Veronica ciliolata, commonly known as the fringed speedwell or small speedwell, is a species of flowering plant native to New Zealand. It belongs to the family Plantaginaceae and is known for its delicate fringed petals and compact growth habit.

== Description ==
Veronica ciliolata was first described by botanist Thomas Cheeseman in 1906. It is a member of the Veronica genus, which includes over 500 species distributed worldwide. The specific epithet "ciliolata" refers to the small cilia or hairs present on the plant's leaves and stems.

The species is characterized by its small, lobed leaves and slender stems, which bear clusters of tiny, pale blue flowers with fringed petals. The flowers bloom in spring and summer, attracting pollinators such as bees and butterflies.

== Habitat and distribution ==
Veronica ciliolata is endemic to New Zealand, where it is found in a variety of habitats, including grasslands, forests, and wetlands. It occurs throughout both the North and South Islands, often in moist, shaded areas with well-drained soils.

== Threats and conservation ==
Veronica ciliolata plays a role in New Zealand's native ecosystems by providing nectar and pollen for pollinators and serving as a food source for herbivorous insects. However, like many native plant species in New Zealand, it faces threats from habitat loss, invasive species, and climate change.

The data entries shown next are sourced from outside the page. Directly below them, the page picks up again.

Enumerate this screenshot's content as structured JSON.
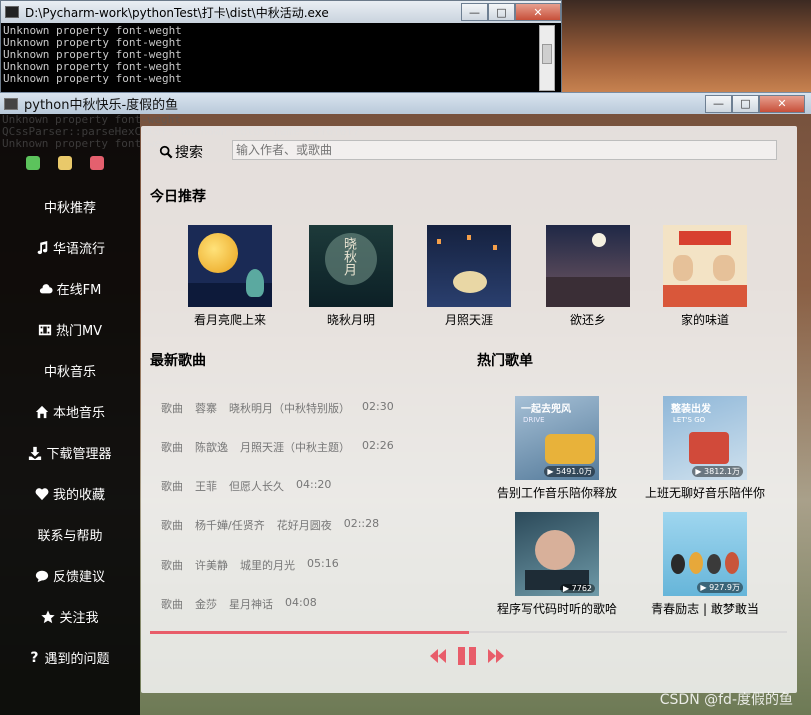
{
  "console": {
    "title": "D:\\Pycharm-work\\pythonTest\\打卡\\dist\\中秋活动.exe",
    "lines": [
      "Unknown property font-weght",
      "Unknown property font-weght",
      "Unknown property font-weght",
      "Unknown property font-weght",
      "Unknown property font-weght"
    ],
    "min": "—",
    "max": "□",
    "close": "✕"
  },
  "app": {
    "title": "python中秋快乐-度假的鱼",
    "ghost_lines": [
      "Unknown property font-weght",
      "QCssParser::parseHexColor: Unknown color name '#f6f6f7'",
      "Unknown property font-weght"
    ],
    "min": "—",
    "max": "□",
    "close": "✕"
  },
  "window_dots": {
    "colors": [
      "#5cc35c",
      "#e9c96a",
      "#e4606e"
    ]
  },
  "sidebar": {
    "items": [
      {
        "label": "中秋推荐",
        "icon": ""
      },
      {
        "label": "华语流行",
        "icon": "music-icon"
      },
      {
        "label": "在线FM",
        "icon": "cloud-icon"
      },
      {
        "label": "热门MV",
        "icon": "film-icon"
      },
      {
        "label": "中秋音乐",
        "icon": ""
      },
      {
        "label": "本地音乐",
        "icon": "home-icon"
      },
      {
        "label": "下载管理器",
        "icon": "download-icon"
      },
      {
        "label": "我的收藏",
        "icon": "heart-icon"
      },
      {
        "label": "联系与帮助",
        "icon": ""
      },
      {
        "label": "反馈建议",
        "icon": "chat-icon"
      },
      {
        "label": "关注我",
        "icon": "star-icon"
      },
      {
        "label": "遇到的问题",
        "icon": "question-icon"
      }
    ]
  },
  "search": {
    "label": "搜索",
    "placeholder": "输入作者、或歌曲"
  },
  "today": {
    "title": "今日推荐",
    "items": [
      {
        "caption": "看月亮爬上来"
      },
      {
        "caption": "晓秋月明"
      },
      {
        "caption": "月照天涯"
      },
      {
        "caption": "欲还乡"
      },
      {
        "caption": "家的味道"
      }
    ]
  },
  "latest": {
    "title": "最新歌曲",
    "songs": [
      {
        "type": "歌曲",
        "artist": "蓉寨",
        "name": "晓秋明月（中秋特别版）",
        "duration": "02:30"
      },
      {
        "type": "歌曲",
        "artist": "陈歆逸",
        "name": "月照天涯（中秋主题）",
        "duration": "02:26"
      },
      {
        "type": "歌曲",
        "artist": "王菲",
        "name": "但愿人长久",
        "duration": "04::20"
      },
      {
        "type": "歌曲",
        "artist": "杨千嬅/任贤齐",
        "name": "花好月圆夜",
        "duration": "02::28"
      },
      {
        "type": "歌曲",
        "artist": "许美静",
        "name": "城里的月光",
        "duration": "05:16"
      },
      {
        "type": "歌曲",
        "artist": "金莎",
        "name": "星月神话",
        "duration": "04:08"
      }
    ]
  },
  "hot": {
    "title": "热门歌单",
    "items": [
      {
        "caption": "告别工作音乐陪你释放",
        "cover_text": "一起去兜风",
        "cover_sub": "DRIVE",
        "plays": "▶ 5491.0万"
      },
      {
        "caption": "上班无聊好音乐陪伴你",
        "cover_text": "整装出发",
        "cover_sub": "LET'S GO",
        "plays": "▶ 3812.1万"
      },
      {
        "caption": "程序写代码时听的歌哈",
        "cover_text": "",
        "cover_sub": "",
        "plays": "▶ 7762"
      },
      {
        "caption": "青春励志 | 敢梦敢当",
        "cover_text": "",
        "cover_sub": "",
        "plays": "▶ 927.9万"
      }
    ]
  },
  "player": {
    "progress": 0.5,
    "accent": "#e85d6a"
  },
  "watermark": "CSDN @fd-度假的鱼"
}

Conservation efforts for Veronica ciliolata include habitat restoration, invasive species management, and public education initiatives to raise awareness about the importance of native plants in maintaining biodiversity.

== Cultivation and horticulture ==
Veronica ciliolata is cultivated as an ornamental plant in gardens and landscapes, valued for its delicate flowers and compact growth habit. It is suitable for rockeries, borders, and containers, preferring moist, well-drained soil and partial shade.

Cultivars and hybrids of Veronica ciliolata are available in the horticultural trade, offering a range of flower colours and growth habits for gardeners to choose from.